Distinct phenotypic expression associated with a new hyperunstable alpha globin variant (Hb heraklion, alpha1cd37(C2)Pro>0): comparison to other alpha-thalassemic hemoglobinopathies

Clinical phenotypes associated with abnormal globin chain biosynthesis may result in thalassemia (deficient quantity) or hemolytic anemia (abnormal hemoglobins). However, the phenotypic expression of hyperunstable hemoglobin variants often includes features of thalassemia, along with variable peripheral hemolysis. Hemoglobinopathies caused by highly unstable beta-chain variants have a dominant thalassemia-like phenotype, in which carriers have a clinical expression of thalassemia intermedia, but highly unstable alpha-globin variants are usually only phenotypically apparent when they interact with other alpha-thalassemia mutations. In a child with clinical and hematological features consistent with beta-thalassemia intermedia, DNA analysis excluded any beta-globin gene mutations but characterized a novel deletion cd37(C2)Pro>0 (Hb Heraklion) in the alpha1 globin gene, in trans to a common Mediterranean nondeletion alpha-thalassemia mutation (alpha(Hph)alpha). The deletion of proline at alpha37(C2) is predicted to result in severe instability of the variant hemoglobin, which on interaction with a synthesis-deficient alpha-thalassemia mutation causes a relatively severe dyserythropoietic anemia, representing an alternative phenotype associated with highly unstable alpha-chain variants.
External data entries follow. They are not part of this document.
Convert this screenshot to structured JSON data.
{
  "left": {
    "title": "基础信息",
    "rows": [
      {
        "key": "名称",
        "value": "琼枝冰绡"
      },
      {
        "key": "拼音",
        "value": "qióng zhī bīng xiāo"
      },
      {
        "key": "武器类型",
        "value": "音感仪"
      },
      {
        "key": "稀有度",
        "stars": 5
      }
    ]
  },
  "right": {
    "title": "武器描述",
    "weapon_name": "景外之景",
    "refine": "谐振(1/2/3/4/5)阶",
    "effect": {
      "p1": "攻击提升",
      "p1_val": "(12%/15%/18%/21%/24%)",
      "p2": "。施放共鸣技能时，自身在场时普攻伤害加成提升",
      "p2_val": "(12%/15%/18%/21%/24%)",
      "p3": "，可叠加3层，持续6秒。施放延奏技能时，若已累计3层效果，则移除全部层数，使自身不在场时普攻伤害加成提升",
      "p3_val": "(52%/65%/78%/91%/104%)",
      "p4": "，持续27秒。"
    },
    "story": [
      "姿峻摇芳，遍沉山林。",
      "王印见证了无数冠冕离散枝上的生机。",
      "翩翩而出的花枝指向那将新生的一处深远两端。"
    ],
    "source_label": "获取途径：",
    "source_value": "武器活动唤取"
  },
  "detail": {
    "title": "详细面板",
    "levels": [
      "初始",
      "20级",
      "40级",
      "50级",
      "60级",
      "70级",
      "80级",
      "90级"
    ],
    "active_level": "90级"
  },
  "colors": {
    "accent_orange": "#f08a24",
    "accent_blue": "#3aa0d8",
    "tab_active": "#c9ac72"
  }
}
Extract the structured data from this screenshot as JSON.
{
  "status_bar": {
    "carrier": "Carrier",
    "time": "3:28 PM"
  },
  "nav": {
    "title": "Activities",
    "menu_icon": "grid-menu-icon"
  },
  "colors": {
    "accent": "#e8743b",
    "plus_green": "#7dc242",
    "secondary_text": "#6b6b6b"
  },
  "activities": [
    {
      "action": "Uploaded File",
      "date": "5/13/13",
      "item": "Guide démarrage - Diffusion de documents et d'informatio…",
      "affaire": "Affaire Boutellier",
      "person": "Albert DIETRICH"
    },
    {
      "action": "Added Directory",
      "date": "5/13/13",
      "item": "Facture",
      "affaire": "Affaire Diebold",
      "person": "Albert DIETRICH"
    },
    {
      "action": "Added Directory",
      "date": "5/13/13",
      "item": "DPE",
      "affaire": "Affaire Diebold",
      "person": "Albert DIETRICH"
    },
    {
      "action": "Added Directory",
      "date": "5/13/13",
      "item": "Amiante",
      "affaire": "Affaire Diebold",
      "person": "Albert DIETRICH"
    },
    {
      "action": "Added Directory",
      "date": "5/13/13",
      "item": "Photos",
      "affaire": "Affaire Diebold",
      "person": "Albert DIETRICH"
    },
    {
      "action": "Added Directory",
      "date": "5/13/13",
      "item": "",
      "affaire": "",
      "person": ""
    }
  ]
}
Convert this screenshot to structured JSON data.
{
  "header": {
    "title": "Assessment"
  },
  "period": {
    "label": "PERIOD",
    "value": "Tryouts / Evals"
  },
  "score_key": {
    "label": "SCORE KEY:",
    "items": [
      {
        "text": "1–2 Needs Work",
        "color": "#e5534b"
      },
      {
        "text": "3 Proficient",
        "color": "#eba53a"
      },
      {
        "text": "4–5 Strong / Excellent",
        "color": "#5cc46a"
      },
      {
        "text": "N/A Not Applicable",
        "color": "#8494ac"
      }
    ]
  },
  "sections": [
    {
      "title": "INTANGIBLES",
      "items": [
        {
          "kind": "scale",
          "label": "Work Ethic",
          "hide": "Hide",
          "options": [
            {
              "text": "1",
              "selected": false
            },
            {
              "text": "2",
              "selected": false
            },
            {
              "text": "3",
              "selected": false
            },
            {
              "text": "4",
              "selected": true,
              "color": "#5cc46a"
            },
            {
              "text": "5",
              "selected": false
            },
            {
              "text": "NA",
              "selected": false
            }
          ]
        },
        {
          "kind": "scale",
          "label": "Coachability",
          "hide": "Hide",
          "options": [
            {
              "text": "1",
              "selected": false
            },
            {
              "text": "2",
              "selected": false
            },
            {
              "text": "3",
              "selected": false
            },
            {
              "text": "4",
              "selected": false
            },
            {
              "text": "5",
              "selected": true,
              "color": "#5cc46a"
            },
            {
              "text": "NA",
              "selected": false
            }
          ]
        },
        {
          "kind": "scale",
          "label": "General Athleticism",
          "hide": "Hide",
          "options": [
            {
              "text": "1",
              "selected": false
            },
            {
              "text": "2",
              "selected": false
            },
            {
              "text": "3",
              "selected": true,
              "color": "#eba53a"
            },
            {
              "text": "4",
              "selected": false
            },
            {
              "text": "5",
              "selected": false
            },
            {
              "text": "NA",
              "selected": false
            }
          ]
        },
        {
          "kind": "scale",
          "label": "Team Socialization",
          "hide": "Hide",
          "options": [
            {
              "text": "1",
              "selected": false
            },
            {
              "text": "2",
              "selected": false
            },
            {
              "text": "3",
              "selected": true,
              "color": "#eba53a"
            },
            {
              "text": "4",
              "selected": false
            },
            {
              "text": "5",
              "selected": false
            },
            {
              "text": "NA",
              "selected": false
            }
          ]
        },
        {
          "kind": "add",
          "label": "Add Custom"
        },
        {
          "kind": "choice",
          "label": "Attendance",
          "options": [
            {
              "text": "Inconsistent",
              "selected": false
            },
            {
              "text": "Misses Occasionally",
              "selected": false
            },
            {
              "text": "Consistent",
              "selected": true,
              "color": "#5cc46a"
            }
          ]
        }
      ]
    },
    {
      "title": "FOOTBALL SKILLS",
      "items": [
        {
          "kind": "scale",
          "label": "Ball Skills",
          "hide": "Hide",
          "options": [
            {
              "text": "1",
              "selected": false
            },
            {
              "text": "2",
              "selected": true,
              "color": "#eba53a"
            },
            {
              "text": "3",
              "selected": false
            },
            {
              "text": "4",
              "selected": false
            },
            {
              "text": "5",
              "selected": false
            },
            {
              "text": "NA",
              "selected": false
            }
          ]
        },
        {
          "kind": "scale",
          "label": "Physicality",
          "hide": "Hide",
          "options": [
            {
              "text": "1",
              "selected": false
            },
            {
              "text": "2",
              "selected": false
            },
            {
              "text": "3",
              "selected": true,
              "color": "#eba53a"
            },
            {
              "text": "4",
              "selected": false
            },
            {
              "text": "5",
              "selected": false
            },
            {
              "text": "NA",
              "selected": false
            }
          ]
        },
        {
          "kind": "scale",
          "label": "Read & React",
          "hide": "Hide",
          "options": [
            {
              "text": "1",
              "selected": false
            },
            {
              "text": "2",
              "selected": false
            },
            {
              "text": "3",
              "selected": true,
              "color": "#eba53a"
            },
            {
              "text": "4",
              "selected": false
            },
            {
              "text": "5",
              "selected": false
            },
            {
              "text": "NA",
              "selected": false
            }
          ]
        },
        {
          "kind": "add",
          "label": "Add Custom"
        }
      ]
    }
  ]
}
Hb Heraklion is the fourth highly unstable alpha-globin variant that we have observed in patients from Greece and Albania. Two variants involve the alpha2-globin gene: Hb Agrinio (alpha29(B10)Leu>Pro) and Hb Adana (alpha59(E8)Gly>Asp), and two the alpha1-gene: Hb Aghia Sophia (alpha62(E11)Val>0) and (Hb Heraklion a37(C2)Pro>0). Each has been observed on interaction with a different alpha-thalassemia mutation and the phenotypes associated with these highly unstable alpha-variants are presented.

Haemoglobin J-Biskra: a new mildly unstable alpha1 gene variant with a deletion of eight residues (alpha50-57, alpha51-58 or alpha52-59) including the distal histidine

Single point mutation, which accounts for 92% of the 700 known variants, is the most frequent genetic defect responsible for abnormal haemoglobins. Small deletions (or insertions) involving from one to five residues are also observed, but in only approximately 5% of cases. The remaining variants produce fusion or extended haemoglobins. A deletion of eight residues, which included the distal histidine and its neighbours (alpha50-57, alpha51-58 or alpha52-59), was found in Hb J-Biskra. This new alpha-chain variant was mildly unstable in vitro only and there was no haematological or biochemical evidence of haemolysis in the affected family members. 24 nucleotides were missing in a region of the alpha1 gene showing an identical sequence of eight nucleotides at both ends. Several starting points could therefore lead to the same nucleotide and aminoacid remaining sequence. This deletion is the largest up to now reported in a haemoglobin molecule which is expressed at an almost normal level in the red blood cell. Comparison of the DNA sequences near to the deleted (or inserted) regions in the various haemoglobins carrying this type of abnormality almost always revealed the presence of a sequence that was hypothesized to slow down progression of the replication fork, and of repeats that may lead to possible secondary structures favouring slipped mispairing.